Herron’s new Think It Make It Lab also proved invaluable in the project. Without it, “it would have been extremely hard to get everything accomplished,” Keeney said.

The new Think It Make It Lab at Herron will include equipment and projects like these and more (clockwise): Art work from Herron's 2013 Undergraduate Student exhibition, printed with a 3-D printer; A Stratasys Objet 30 3-D printer; detail from a bench created by then Herron graduate student Vincent Edwards using a CNC router; an EZ Router CNC router. (images: Herron staff, Michelle Pemberton, Stratasys and EZ router)

The new Think It Make It Lab at Herron will include equipment and projects like these and more (clockwise): Art work from Herron’s 2013 Undergraduate Student exhibition, printed with a 3-D printer; A Stratasys Objet 30 3-D printer; detail from a bench created by then Herron graduate student Vincent Edwards using a CNC router; an EZ Router CNC router. (images: Herron staff, Michelle Pemberton, Stratasys and EZ router)

Keeney was one of a few students involved in setting up the equipment in the lab, which expanded the school’s capability to educate students to work on concept design and prototyping using a variety of digital fabrication methods.
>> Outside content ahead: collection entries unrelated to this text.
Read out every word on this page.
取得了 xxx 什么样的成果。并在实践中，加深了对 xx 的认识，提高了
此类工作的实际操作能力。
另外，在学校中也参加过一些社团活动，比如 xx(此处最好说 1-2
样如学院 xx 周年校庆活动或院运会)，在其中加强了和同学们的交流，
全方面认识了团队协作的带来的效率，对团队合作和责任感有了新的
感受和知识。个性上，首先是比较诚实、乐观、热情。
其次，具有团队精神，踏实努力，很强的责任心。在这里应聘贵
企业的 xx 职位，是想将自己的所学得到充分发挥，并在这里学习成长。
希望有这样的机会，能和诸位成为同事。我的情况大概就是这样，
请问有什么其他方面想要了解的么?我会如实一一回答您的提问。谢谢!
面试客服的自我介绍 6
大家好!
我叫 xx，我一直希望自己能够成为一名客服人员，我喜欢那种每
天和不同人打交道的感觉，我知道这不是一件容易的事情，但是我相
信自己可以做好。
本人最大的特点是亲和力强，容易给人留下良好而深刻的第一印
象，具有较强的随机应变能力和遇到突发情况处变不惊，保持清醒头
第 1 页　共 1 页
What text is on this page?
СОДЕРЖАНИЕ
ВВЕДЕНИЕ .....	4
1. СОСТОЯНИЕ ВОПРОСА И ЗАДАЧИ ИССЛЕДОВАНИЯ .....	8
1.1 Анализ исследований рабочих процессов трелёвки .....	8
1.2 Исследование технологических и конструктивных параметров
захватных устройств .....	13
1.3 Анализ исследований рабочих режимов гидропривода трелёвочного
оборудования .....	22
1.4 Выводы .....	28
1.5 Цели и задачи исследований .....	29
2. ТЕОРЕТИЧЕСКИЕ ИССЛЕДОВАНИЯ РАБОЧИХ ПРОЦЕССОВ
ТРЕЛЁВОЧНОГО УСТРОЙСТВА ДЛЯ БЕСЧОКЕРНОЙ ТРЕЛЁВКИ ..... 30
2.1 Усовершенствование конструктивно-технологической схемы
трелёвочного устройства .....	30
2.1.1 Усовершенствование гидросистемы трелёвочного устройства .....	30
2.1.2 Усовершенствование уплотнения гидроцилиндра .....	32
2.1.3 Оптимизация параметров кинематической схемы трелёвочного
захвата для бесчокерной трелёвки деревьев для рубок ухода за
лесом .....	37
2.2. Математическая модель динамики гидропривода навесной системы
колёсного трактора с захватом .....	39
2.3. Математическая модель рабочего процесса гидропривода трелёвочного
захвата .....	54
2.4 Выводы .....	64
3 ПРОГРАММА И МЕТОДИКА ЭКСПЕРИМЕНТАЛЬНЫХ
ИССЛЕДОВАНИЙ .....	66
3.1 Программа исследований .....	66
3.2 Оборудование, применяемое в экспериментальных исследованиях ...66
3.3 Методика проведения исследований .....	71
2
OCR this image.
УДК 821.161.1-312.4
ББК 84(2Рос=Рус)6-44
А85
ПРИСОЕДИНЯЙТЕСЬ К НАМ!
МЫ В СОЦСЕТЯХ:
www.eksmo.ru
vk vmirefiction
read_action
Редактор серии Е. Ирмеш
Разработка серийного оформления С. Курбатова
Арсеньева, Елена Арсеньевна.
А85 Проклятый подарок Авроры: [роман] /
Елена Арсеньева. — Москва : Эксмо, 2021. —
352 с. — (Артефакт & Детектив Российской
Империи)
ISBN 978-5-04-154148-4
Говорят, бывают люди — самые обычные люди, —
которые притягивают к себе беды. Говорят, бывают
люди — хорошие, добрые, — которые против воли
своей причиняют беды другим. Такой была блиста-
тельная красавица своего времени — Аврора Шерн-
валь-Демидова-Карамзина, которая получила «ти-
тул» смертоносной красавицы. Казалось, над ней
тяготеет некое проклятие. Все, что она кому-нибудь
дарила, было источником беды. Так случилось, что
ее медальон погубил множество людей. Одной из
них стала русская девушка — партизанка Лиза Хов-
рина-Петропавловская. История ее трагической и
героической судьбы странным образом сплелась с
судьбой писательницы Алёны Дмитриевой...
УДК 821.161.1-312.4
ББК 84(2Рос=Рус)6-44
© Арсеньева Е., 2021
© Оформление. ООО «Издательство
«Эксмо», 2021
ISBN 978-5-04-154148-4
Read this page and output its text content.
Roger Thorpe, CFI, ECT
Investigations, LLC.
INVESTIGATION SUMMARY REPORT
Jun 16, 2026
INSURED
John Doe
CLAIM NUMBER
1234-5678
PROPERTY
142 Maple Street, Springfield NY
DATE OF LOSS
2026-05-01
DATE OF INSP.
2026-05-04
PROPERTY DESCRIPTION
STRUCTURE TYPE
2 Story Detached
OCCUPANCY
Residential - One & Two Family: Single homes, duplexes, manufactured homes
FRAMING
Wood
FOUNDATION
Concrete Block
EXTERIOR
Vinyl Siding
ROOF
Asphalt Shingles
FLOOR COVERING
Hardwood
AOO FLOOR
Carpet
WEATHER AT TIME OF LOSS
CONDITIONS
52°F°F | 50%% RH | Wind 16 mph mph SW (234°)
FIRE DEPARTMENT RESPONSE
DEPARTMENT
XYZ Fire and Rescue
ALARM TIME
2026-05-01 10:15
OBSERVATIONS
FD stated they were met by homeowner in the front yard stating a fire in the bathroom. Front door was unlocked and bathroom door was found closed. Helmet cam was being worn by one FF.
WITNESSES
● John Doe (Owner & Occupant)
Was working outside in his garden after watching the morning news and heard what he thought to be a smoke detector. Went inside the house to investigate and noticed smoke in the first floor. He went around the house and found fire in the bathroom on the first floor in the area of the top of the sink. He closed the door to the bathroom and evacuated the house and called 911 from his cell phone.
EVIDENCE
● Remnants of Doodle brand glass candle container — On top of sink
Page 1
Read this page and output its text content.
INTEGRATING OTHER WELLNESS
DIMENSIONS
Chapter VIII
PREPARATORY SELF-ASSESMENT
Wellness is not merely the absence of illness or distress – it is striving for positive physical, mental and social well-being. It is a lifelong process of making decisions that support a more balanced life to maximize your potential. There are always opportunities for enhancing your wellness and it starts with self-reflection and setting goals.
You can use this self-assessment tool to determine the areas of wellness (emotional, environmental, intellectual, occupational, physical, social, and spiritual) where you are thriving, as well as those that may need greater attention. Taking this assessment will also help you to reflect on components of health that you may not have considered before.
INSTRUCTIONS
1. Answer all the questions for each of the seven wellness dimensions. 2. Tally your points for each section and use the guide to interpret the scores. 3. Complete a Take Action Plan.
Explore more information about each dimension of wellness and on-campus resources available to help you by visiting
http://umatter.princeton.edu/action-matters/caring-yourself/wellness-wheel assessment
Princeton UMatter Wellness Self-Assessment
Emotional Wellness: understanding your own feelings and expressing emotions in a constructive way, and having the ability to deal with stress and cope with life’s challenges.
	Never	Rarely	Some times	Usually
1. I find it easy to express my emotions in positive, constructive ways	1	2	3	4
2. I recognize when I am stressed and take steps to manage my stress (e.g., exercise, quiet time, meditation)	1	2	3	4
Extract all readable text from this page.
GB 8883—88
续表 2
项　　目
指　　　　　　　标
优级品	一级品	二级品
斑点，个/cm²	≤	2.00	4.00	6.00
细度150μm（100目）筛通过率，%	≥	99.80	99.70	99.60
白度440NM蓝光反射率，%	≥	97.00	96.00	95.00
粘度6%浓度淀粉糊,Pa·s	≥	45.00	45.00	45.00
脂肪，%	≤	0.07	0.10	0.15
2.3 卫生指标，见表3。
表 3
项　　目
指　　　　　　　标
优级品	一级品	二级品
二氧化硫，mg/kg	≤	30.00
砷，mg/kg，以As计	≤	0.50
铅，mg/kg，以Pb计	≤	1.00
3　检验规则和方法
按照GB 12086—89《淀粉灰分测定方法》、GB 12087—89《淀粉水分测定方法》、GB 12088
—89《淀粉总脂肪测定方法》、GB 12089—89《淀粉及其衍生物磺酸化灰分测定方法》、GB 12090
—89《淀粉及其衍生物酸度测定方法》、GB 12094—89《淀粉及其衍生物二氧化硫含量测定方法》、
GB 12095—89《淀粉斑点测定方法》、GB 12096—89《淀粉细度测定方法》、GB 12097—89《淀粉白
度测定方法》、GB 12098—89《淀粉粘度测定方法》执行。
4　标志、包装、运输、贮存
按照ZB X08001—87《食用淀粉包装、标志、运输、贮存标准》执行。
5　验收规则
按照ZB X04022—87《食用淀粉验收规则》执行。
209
The Think it Make it Lab includes 3-D printers, a 3-D scanner and a computer numeric control router, and is adjacent to a digital fabrication lab with laser cutters, plasma cutters and milling machines.

“We are so excited at the prospect of providing a collaborative environment for research and experimentation at the intersection of art, design, technology and culture,” Herron Dean Valerie Eickmeier said in a statement announcing the lab earlier this year. “Centers like this are common in Silicon Valley, but there are few housed in schools of art and design, and they are scarce in the Midwest.”

Another reason for Brunswick and others to keep coming back to Herron.